The goal of the FAMU experiment is the study of the proton electromagnetic structure. The measurement of the muonic hydrogen ground state hyperfine splitting will allow to determine the proton Zemach radius. This high precision study will permit to test QED calculations and it will help in understanding better the anomalies observed by using electrons and muons in recent spectroscopic measurements. The experimental apparatus consists in a gaseous target, placed into a cryogenic and pressurized container, placed on a muon beam line at the Rutherford Appleton Laboratory in UK. A powerful mid-infrared laser coupled with an optical cavity is able to excite the hyperfine transition whenever its frequency is resonant with the proton-muon system one. An X-rays detection system is used to determine when the transition occurs.
Picture of the experimental setup of the FAMU collaboration
The JEDI experiment is dedicated to the search for the Electric Dipole Moment (EDM) of light nuclei such as deuton, proton and 3He. The existence of this property in particles violates the symmetries P and T and, consequently, the combined symmetries of CP, which, according to very general criteria, is necessary to explain the dominance of matter over antimatter in the Universe. While the research on the neutron EDM is advanced, for the charged baryons there are no direct measurements. JEDI measures the EDM of the deuton as an accumulation of the vertical component of the beam polarization in the COSY ring. In addition, the collaboration is designing an electrostatic storage ring, which will allow EDM measurement of light nuclei with very high precision.
JEDI detection principle
The LEA (Low Energy Antimatter) collaboration includes several research activities in the field of low energy antimatter. The goal is to probe the fundamental principles and laws of Nature through the study of antimatter and in particular through the comparison between the characteristics of matter and those of antimatter. Experiments at the CERN Antiproton Decelerator allows to test the CPT symmetry with high precision by comparing the spectra of the hydrogen atom with those of the anti-hydrogen and to verify the Weak Equivalence Principle in the gravitational interaction between the Earth and the anti-hydrogen. These activities in LEA are carried out by the AEgIS, ALPHA and ASACUSA experiments. The other experiments of LEA, PsICO and QUPLAS, instead use positrons and positronium atoms to test the fundamental physical laws.
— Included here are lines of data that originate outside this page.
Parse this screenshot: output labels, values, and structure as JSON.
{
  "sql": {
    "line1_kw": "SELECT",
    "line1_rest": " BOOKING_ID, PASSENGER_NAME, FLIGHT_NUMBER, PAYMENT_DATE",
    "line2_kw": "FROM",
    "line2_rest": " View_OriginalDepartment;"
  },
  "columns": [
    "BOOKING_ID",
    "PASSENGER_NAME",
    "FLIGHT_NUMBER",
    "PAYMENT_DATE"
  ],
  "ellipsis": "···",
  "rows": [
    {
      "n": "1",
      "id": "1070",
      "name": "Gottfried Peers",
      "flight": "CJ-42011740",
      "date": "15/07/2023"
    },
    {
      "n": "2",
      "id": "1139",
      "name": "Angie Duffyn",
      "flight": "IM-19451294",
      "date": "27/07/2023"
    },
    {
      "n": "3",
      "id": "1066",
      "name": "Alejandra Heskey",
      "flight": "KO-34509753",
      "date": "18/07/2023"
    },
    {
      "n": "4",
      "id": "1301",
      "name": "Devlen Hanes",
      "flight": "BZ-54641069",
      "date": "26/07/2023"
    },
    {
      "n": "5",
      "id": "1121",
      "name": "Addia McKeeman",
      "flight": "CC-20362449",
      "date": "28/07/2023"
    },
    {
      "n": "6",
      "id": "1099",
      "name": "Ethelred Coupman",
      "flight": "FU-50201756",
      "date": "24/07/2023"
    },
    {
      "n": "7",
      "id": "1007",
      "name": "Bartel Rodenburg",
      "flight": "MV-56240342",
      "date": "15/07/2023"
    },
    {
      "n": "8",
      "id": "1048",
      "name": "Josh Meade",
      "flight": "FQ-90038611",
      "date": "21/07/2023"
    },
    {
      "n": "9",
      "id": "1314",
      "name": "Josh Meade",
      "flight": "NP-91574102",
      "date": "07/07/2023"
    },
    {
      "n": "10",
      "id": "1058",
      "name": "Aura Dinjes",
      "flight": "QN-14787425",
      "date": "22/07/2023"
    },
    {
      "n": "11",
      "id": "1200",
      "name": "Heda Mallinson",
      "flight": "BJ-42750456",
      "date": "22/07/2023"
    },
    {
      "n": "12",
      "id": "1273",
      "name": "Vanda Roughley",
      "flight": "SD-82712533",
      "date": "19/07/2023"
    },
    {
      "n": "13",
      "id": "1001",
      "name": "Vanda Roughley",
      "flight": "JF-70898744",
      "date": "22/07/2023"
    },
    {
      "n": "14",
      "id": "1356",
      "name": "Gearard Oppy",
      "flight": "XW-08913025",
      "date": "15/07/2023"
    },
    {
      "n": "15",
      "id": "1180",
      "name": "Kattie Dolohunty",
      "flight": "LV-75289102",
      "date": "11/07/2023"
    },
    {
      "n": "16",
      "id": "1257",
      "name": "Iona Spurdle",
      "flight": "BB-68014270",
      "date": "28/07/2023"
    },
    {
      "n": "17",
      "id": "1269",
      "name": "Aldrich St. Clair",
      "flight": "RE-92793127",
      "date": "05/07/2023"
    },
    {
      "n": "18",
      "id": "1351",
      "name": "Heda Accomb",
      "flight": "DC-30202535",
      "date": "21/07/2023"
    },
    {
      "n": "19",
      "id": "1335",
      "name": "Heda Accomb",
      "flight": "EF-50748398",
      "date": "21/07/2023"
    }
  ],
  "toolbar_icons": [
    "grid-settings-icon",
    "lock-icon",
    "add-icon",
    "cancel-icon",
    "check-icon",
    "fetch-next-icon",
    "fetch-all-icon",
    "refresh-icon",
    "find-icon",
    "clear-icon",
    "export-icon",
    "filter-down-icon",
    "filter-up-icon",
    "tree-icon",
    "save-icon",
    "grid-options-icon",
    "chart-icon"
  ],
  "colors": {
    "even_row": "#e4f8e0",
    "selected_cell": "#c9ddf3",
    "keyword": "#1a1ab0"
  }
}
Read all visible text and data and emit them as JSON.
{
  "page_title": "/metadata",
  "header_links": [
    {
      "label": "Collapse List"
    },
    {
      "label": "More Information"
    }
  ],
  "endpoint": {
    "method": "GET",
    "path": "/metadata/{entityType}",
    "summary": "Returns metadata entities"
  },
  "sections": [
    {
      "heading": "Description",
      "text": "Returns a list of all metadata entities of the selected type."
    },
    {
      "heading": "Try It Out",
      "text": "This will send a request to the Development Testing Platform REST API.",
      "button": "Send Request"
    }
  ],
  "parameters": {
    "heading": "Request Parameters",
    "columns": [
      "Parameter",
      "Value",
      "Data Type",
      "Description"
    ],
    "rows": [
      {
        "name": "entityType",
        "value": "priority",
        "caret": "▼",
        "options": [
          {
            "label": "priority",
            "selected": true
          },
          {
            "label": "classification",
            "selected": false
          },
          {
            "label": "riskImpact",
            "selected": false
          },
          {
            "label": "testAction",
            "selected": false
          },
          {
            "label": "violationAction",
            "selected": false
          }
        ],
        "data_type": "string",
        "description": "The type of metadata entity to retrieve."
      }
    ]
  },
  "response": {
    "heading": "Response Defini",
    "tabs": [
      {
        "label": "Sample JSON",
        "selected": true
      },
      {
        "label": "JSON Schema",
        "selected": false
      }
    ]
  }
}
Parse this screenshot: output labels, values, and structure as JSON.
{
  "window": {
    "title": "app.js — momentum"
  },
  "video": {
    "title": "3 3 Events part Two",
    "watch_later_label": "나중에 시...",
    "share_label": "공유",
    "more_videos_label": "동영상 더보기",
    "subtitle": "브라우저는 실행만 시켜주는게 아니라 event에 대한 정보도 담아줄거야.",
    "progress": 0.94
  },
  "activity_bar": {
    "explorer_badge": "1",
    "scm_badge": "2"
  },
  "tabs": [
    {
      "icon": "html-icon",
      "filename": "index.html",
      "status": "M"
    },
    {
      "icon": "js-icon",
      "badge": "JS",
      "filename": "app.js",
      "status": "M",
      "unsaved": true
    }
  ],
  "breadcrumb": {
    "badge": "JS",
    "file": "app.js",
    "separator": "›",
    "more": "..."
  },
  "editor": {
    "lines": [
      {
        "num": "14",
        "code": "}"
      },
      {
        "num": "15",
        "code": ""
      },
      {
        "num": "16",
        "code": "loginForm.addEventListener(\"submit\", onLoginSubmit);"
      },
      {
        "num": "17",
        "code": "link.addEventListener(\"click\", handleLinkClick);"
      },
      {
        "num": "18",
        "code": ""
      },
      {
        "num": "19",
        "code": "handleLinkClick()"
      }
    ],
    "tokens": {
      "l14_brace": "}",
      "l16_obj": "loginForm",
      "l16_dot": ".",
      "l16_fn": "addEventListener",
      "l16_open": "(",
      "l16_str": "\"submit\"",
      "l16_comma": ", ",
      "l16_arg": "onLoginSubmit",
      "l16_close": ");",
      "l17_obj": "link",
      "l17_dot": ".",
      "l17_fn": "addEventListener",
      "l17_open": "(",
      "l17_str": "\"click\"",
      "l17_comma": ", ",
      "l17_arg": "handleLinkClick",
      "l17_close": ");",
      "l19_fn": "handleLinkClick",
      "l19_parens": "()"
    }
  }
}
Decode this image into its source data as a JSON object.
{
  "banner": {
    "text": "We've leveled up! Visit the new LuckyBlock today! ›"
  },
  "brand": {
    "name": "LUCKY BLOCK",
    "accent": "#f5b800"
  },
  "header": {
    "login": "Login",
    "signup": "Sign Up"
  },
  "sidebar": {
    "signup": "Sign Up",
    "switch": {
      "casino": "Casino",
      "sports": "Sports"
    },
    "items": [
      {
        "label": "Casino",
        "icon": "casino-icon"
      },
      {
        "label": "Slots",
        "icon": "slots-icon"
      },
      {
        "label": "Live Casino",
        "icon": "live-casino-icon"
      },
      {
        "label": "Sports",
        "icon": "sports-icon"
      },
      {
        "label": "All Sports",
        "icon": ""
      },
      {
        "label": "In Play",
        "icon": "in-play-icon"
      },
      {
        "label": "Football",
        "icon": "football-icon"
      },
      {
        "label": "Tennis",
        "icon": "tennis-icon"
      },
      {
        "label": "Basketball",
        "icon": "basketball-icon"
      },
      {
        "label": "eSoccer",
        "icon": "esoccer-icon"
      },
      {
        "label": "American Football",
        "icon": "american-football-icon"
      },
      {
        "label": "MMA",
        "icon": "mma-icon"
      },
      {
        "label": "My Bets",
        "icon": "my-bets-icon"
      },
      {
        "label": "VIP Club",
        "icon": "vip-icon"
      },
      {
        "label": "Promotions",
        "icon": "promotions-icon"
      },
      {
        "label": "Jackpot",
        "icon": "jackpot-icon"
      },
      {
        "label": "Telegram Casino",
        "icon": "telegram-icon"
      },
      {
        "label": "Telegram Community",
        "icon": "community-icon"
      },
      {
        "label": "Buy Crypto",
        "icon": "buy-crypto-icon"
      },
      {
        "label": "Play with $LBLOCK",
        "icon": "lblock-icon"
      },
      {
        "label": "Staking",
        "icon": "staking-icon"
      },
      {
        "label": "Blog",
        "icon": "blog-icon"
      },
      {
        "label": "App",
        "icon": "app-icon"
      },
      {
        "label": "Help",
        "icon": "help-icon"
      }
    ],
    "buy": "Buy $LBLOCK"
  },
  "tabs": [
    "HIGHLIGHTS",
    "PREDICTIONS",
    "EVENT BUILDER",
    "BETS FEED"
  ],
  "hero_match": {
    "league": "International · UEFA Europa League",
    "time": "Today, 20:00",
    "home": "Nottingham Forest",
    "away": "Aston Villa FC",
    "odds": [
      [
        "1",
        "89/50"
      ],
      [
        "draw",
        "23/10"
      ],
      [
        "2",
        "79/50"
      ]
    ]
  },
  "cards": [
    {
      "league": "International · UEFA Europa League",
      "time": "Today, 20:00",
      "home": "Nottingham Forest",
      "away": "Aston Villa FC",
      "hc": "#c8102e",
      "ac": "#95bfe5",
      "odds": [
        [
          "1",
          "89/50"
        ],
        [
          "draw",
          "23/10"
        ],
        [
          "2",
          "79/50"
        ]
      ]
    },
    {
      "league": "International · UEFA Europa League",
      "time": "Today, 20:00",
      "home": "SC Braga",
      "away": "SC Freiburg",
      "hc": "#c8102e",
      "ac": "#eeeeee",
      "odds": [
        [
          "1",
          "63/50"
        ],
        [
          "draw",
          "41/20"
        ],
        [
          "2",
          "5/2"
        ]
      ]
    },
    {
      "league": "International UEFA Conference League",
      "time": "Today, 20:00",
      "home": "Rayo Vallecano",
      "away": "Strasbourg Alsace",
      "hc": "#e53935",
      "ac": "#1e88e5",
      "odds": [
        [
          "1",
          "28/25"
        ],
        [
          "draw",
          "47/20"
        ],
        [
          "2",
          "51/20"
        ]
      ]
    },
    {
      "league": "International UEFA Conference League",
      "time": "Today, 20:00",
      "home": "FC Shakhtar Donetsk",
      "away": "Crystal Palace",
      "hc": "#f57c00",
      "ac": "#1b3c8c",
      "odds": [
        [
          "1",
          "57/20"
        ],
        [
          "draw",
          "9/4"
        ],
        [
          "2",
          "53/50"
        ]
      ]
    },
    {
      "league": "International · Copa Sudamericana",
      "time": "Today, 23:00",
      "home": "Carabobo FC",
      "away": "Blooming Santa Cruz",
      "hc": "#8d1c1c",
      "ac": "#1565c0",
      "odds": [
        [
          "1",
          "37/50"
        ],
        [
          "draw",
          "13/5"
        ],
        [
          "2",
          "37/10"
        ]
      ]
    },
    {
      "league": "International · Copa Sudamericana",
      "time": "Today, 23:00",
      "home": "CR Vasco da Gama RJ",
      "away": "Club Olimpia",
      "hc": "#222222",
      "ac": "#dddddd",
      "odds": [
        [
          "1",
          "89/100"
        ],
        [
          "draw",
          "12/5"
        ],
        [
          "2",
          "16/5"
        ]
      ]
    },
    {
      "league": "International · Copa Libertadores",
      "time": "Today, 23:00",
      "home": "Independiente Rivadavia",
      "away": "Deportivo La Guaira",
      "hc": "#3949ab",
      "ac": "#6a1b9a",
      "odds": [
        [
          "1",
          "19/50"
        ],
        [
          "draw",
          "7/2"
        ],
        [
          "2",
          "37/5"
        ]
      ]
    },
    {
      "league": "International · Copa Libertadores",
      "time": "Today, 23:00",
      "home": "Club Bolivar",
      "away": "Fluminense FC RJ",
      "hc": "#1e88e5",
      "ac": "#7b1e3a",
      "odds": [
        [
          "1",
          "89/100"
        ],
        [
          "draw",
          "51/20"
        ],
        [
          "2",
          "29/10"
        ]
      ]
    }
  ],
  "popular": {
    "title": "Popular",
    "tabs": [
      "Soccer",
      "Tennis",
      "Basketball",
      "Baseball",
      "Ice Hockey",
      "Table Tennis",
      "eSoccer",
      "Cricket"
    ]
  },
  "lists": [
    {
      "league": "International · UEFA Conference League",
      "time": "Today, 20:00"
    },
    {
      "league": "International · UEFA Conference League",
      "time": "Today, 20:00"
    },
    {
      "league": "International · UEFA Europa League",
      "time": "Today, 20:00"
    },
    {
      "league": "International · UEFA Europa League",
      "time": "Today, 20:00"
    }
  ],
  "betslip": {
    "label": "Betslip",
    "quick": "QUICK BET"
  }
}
LEA: Annihilation of an antiproton with a neon nucleus detected with a streamer chamber at LEAR (CERN)
The VIP experiment (VIolation of the Pauli exclusion principle) is aimed at testing the Pauli Exclusion Principle (PEP) and investigating its possible implications for physics, due to a small violation of it. The PEP represents one of the main cornerstones of modern physics. Recently, the experiment has turned its attention to the study of the measurement problem in quantum mechanics, setting new records in the study of the gravity-induced collapse of the wave function model, proposed by Lajos Diósi and Roger Penrose (link).
Picture of the detection setup of the VIP experiment